Ocala is one of the best planned and most picturesque cities of the South.
In the center is the public square, a well kept stretch of greensward, with shade trees on every side. Around the square are located the banks, hotels, and business blocks, all handsome and modern structures of brick and plate glass. Beyond are the churches and other institutions.
Leading from the square are broad suburban avenues with rows of majestic trees, whose wide-spreading branches form a canopy over roadway and sidewalk. These avenues are lined with beautiful homes, whose spacious well-shaded and handsomely laid out grounds make a charming perspective.
The mania for good roads has reached Ocala. It now has more miles of good clay roads per capita than any town of its size in the South. The beautiful drive out Lemon avenue and return via Orange avenue, a distance of about nine miles is really enchanting.
Ocala possesses in a marked degree all the elements and advantages of the modern metropolitan community, and in a general way is in advance of most cities of much greater size.
A bicycle path has recently been made to the celebrated Silver Springs, only five miles distant giving a most delightful spin through weird and romantic scenery to this attractive place.

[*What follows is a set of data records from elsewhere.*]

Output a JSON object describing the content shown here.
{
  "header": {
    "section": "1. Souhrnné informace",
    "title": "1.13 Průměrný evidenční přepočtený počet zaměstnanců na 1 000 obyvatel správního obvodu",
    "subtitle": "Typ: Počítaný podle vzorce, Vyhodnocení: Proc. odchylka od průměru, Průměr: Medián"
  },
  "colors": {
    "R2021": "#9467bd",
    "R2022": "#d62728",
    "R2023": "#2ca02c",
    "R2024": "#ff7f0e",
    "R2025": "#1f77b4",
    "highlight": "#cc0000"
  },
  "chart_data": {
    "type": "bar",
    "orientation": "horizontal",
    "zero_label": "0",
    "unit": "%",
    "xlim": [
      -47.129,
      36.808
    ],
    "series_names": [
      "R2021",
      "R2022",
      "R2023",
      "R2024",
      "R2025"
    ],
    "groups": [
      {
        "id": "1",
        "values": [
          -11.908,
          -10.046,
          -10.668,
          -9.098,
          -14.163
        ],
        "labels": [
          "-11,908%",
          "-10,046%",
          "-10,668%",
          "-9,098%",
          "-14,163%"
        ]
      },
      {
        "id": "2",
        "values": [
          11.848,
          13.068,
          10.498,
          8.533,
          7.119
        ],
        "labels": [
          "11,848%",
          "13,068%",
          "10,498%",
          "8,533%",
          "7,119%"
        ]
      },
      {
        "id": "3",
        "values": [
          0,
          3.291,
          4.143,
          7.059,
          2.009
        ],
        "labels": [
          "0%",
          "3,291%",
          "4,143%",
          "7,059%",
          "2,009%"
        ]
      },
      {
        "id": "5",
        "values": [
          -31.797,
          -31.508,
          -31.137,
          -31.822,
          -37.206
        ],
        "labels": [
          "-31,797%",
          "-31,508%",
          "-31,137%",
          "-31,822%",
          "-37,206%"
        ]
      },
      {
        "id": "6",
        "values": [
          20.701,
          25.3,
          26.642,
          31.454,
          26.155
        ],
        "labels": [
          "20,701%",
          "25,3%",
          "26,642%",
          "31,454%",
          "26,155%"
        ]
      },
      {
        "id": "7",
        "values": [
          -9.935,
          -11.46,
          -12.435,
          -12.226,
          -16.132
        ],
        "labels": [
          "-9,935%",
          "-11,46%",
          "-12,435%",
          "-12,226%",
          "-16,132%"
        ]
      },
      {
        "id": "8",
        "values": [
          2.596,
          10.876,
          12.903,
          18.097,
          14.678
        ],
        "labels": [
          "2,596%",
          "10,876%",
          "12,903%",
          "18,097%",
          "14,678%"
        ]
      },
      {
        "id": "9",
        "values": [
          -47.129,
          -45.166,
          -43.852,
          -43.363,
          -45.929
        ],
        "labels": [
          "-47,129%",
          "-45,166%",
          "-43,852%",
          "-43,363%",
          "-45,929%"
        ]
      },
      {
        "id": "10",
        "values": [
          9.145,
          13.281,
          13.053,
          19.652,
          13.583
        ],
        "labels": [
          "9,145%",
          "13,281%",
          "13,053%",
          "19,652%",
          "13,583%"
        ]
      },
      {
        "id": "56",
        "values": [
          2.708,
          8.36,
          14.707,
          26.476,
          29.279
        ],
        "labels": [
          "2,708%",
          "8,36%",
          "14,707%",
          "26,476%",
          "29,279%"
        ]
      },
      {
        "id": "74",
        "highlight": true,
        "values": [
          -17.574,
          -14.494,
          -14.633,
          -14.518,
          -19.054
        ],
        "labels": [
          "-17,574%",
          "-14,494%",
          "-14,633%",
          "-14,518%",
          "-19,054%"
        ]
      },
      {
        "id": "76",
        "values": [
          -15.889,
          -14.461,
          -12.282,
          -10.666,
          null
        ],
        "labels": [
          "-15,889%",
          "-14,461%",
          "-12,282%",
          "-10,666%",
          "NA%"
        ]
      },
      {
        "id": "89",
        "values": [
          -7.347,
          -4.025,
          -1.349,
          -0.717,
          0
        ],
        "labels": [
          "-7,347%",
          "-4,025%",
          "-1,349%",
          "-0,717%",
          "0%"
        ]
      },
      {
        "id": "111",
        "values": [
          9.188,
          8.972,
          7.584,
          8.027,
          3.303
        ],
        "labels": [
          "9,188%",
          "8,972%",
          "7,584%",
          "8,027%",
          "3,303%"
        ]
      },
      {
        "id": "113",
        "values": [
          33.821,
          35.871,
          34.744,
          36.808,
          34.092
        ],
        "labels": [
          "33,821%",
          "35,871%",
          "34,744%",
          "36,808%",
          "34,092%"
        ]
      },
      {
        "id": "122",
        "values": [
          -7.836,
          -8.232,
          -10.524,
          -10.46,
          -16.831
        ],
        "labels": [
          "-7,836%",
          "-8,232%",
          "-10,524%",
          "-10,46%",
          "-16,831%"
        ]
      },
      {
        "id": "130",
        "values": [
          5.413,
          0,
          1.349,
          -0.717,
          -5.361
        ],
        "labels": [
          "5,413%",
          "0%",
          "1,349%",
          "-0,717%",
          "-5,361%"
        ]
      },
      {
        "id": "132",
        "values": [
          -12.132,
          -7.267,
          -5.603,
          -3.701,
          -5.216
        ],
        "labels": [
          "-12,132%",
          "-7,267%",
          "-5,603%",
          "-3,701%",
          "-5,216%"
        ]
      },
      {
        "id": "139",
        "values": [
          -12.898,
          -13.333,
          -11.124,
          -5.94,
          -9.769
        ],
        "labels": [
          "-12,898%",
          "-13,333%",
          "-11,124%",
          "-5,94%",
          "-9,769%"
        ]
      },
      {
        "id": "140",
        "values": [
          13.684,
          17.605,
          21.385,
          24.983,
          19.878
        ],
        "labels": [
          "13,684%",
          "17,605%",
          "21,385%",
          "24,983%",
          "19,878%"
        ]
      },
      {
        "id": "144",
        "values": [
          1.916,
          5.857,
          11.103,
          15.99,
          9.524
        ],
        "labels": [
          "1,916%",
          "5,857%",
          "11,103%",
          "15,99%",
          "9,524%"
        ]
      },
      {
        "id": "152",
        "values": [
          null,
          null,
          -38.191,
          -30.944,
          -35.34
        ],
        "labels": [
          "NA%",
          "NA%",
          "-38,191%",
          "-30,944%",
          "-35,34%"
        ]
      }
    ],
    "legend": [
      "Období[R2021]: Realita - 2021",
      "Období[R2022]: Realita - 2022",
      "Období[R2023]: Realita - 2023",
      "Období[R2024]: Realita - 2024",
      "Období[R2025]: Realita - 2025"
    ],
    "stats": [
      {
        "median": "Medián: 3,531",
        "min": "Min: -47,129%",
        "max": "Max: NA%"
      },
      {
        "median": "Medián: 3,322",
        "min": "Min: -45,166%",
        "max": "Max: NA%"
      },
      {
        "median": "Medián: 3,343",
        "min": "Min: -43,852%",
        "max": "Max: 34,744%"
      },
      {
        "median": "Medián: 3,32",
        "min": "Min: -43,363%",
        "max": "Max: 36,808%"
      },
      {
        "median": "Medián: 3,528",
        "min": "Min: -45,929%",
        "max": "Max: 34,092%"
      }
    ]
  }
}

Ocala has electric lights, comfortable and commodious public buildings, fine churches and schools, and, in fact, every comfort and convenience of an “up to date” city. One of the greatest of Ocala’s attractions is the well known and popular Ocala House, Phillip F. Brown, manager.
This excellent hotel has been selected as headquarters of the Knights of Pythias of the state during their meeting March 13, and it is safe to say that it will be the home of most of the Knights.
Upon the first floor of the main building are the offices, reception and writing rooms. The parlor is also on this floor, and opens upon the front and rear balconies. The dining room adjoins the office, and has a seating capacity of nearly two hundred.
In a word, the Ocala House, is a model hotel providing its constantly increasing patronage with every comfort, and its genial manager is without doubt one of the most competent hotel men in the United States. Let us all meet at the “Ocala” and be happy….Florida Fraternal Record, J. W. White, Editor.